Doing cross validation on subsets_0 for ridge regression

In [16]:
optimal_degrees[0], optimal_lambdas[0], best_rmse = cross_validation_demo_ridge(y_0, list_subsets[0], k_fold, lambdas, degrees,
                                                                               how_many_trig_features[0])

KeyboardInterrupt: 

Doing cross validation on subsets_1 for ridge regression

In [13]:
optimal_degrees[1], optimal_lambdas[1], best_rmse = cross_validation_demo_ridge(y_1, list_subsets[1], k_fold, lambdas, degrees,
                                                                               how_many_trig_features[1])

The choice of lambda which leads to the best test rmse is 0.00010 with a test rmse of 0.371. The best degree is 7.0


Doing cross validation on subsets_2_3 for ridge regression

In [11]:
optimal_degrees[2], optimal_lambdas[2], best_rmse = cross_validation_demo_ridge(y_2_3, list_subsets[2], k_fold, lambdas, degrees,
                                                                               how_many_trig_features[2])

The choice of lambda which leads to the best test rmse is 0.00010 with a test rmse of 0.347. The best degree is 7.0


NameError: name 'optimal_degrees' is not defined

#### REGULARIZED LOGISTIC REGRESSION

Doing cross validation on subsets_0 for regularized logistic regression

In [17]:
best_degree,best_lambda,_ = cross_validation_demo_log(y_0, list_subsets[0], k_fold, lambdas, gamma, max_iters,degrees, how_many_trig_features[0])

The choice of lambda which leads to the best test logloss is 0.00000 with a test logloss of 0.362. The best degree is 3.0


Doing cross validation on subsets_1 for regularized logistic regression

In [18]:
best_degree,best_lambda,_ = cross_validation_demo_log(y_1, list_subsets[1], k_fold, lambdas, gamma, max_iters,degrees, how_many_trig_features[1])

The choice of lambda which leads to the best test logloss is 0.00000 with a test logloss of 0.419. The best degree is 3.0


Doing cross validation on subsets_2_3 for regularized logistc regression

In [19]:
best_degree,best_lambda,_ = cross_validation_demo_log(y_2_3, list_subsets[2], k_fold, lambdas, gamma, max_iters,degrees, how_many_trig_features[2])

The choice of lambda which leads to the best test logloss is 0.00000 with a test logloss of 0.377. The best degree is 3.0


#### COMPUTING ACCURACY FOR RIDGE REGRESSION

In [30]:
list_outputs = [y_0,y_1,y_2_3]
for idx in range(3):
    list_subsets[idx] = list_subsets[idx][int(0.6*list_subsets[idx].shape[0]),:]

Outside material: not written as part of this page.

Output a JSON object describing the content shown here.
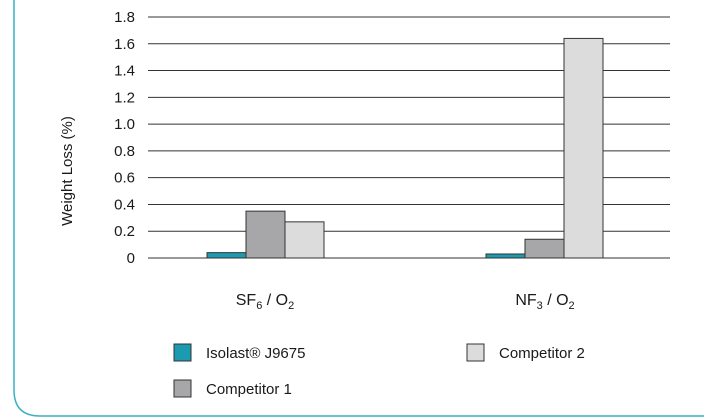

Computing accuracy for ridge regression using optimal values as hyperparameters

In [14]:
compute_accuracy(list_outputs,list_subsets,0.7,[0.00001,0.00001,0.00001],[7,7,7],[0,0,0],pred_threshold = 0.5)

Average train accuracy: 0.8362282705107522
std train accuracy: 0.0005229317330015228
Average test accuracy: 0.8349103493434902
std train accuracy: 0.0008072756696673245


#### COMPUTING ACCURACY FOR REGULARIZED LOGISTIC REGRESSION

Computing accuracy for regularized logistic regression using optimal values as hyperparameters

In [54]:
compute_accuracy(list_outputs,list_subsets,0.7,[0.0000, 0.0000, 0.0000],[3,3,3],how_many_trig_features, pred_threshold=0.55,method = 'logistic',gamma = 0.1)

Average train accuracy: 0.8320193575709321
std train accuracy: 0.00046693834276353334
Average test accuracy: 0.8319370556540728
std train accuracy: 0.0010278248657757754